DENVER — A Colorado federal judge on July 3 granted an auto insurer’s motion for partial summary judgment on an insured’s bad faith claims after determining that the insured failed to provide any support showing that the insurer acted unreasonably in its handling of an underinsured motorist claim (Jodi Stemple v. State Farm Mutual Automobile Insurance Co., No. 17-2381, D. Col., 2019 U.S. Dist. LEXIS 110977).
FORT MYERS, Fla. — A federal judge in Florida on June 30 ruled that dismissal of a bad faith claim against an automobile insurance provider in an uninsured/underinsured motorist (UM) dispute is warranted because the district court has not yet determined whether insureds are entitled to UM coverage (Robert Harry Diggory IV, et al. v. Safeco Insurance Co. of Illinois, No. 19-367, M.D. Fla., 2019 U.S. Dist. LEXIS 109472).

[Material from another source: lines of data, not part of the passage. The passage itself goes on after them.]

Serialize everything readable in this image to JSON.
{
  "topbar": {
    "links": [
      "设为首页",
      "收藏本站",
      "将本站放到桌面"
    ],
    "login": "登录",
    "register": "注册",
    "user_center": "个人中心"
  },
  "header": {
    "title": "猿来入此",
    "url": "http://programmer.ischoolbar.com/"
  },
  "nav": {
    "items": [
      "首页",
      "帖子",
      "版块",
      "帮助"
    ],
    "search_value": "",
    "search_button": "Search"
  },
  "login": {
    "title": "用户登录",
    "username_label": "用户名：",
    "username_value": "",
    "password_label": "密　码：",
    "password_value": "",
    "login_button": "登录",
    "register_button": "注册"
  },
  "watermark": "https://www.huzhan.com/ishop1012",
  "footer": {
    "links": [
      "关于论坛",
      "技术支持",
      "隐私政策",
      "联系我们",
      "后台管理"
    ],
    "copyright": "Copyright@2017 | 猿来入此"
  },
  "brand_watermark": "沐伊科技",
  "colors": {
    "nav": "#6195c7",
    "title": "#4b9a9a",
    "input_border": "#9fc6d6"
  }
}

GULFPORT, Miss. — A Mississippi federal judge on June 28 granted an auto insurer’s motion for summary judgment on a bad faith claim after determining that the insurer’s delay in paying an insured’s uninsured motorist claim and medical payments claim was reasonable based on the length of the insured’s medical treatment and the insured’s demand for payment under the policy (Sarah D. Soares et al., v. State Farm Mutual Auto Insurance Co., No. 18-276, S.D. Miss., 2019 U.S. Dist. LEXIS 108378).
TULSA, Okla. — A bad faith claim alleged against a property insurer will proceed, an Oklahoma federal judge said June 27, after determining that the insured’s allegations are sufficient to support the claim (Surfside Japanese Auto Parts & Service v. Berkshire Hathaway Homestate Insurance Co., No. 18-487, N.D. Okla., 2019 U.S. Dist. LEXIS 107464).
SAN ANTONIO — A federal judge in Texas on June 5 issued an order abating an insurance breach of contract and bad faith lawsuit, pending the outcome of one or more cases pending in the Texas Supreme Court dealing with the same issues, ruling that doing so will allow the court to “apply the highest court of the state’s precedent to state law” (Kitty Salinas v. State Farm Lloyds, No. 17-1001, W.D. Texas, 2019 U.S. Dist. LEXIS 104677).
FRANKFORT, Ky. — A trial court did not err in entering summary judgment in favor of an insurer on a third-party bad faith claim because questions of fact existed regarding whether coverage was owed to the insured and whether the insured was liable for the auto accident that prompted the third-party plaintiff to file suit against the insurer, the Kentucky Court of Appeals said June 21 (Fred Messer v. Universal Underwriters Insurance Co., No. 2017-CA-293, Ky. App., 2019 Ky. App. LEXIS 107).
CHICAGO — The Seventh Circuit U.S. Court of Appeals on June 27 affirmed a lower federal court’s ruling that a professional liability insurer has no duty to indemnify an insured for a $1.3 million default judgment entered in favor of a condominium association in an underlying construction defects lawsuit (Essex Insurance Company v. Blue Moon Lofts Condominium Association, et al., Nos. 18-3443 and 18-3530, 7th Cir., 2019 U.S. App. LEXIS 19174).